Wonder if it'll be some awkward naming scheme like the Switch Flip because they're "Flipping the script" on what they normally do in terms of sequel platforms. Or take a cue from the NES, and call it the Nintendo Switch Entertainment System.
That said, given how Nintendo understands how successful Apple is with the iPhone, it only makes sense to keep the naming scheme simple. Apple went from the iPhone to the iPhone 3G in order to communicate that it had 3G connectivity. It was simple, yet effective.
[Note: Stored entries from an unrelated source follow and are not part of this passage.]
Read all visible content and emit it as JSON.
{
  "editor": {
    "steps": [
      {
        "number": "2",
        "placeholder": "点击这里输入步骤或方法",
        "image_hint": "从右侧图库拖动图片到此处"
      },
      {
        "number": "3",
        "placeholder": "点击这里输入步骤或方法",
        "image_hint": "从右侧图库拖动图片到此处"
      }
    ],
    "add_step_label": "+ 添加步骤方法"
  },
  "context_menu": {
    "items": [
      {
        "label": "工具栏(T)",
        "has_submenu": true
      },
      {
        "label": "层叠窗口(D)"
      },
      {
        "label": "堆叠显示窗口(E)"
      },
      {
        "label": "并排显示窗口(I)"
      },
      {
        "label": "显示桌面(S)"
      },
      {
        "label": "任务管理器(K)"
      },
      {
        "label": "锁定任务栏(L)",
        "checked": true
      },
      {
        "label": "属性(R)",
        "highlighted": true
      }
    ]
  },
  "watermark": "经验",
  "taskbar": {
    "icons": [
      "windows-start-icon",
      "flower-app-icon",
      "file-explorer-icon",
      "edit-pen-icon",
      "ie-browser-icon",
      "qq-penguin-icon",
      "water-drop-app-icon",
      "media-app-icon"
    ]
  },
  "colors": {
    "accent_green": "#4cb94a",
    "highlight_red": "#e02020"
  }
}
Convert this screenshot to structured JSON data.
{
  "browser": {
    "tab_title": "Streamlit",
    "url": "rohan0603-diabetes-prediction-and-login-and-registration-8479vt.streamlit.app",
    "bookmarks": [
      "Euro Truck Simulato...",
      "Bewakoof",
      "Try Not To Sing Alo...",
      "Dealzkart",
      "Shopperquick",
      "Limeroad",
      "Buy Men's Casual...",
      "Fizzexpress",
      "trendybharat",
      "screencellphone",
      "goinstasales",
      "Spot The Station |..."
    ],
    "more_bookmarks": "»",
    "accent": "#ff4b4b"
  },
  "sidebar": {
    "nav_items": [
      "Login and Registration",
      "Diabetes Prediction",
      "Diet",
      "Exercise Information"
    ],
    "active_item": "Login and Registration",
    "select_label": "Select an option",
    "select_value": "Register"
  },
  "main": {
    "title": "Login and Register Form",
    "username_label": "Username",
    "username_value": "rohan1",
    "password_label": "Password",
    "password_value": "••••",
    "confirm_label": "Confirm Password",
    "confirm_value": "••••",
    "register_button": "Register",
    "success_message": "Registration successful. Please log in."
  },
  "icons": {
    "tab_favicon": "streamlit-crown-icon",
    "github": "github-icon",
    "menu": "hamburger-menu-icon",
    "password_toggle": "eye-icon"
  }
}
Then it was the iPhone 3GS, and then the iPhone 4. They just kept the numbers, but made it clear it was new.
It would make a case for Nintendo to make it simply the Switch 4K, though at the same time, you don't want to convey the wrong message that it can do 4K on both docked, and handheld, because only the former could do that.
"The Nintendo Switch 2: You were expecting Die Hard 2, but in fact it's Aliens."
Oh if only Bill Paxton was still around, for some of that "
Game over man,
GAME OVER!"
---
Alright, veering off course a bit, but I really wanted to type up something on seeing Baldur's Gate 3 benchmarks. If you already know your computers, I don't think that anything I say will be new. I'm hoping that it's at least a worthwhile read to the subset of readers who are less familiar.
Lots of rambling; as always, you are quite welcome to correct me where I'm wrong. Particularly, I was motivated by Digital Foundry's
article today. And in addition, there's
this from pcgameshardware.de; my focus is on the CPU benchmarks.
So Alex suggests that one of the reasons for the performance tanking in act 3 of BG3 is the significant increase in NPCs and the corresponding AI scripts weighing down the CPU.
First thing I wanted to blaber on about would actually be the CPU benchmarks on pcgameshardware.de. Particularly noticeable is the drastic difference between the regular Zen 3/4 SKUs and the X3D SKUs. Hardware-wise, the difference between regular and X3D is that the regular SKU can clock a bit higher, while for the X3D SKU, a given CPU core has access to 96 MB of L3 cache instead of 32 MB.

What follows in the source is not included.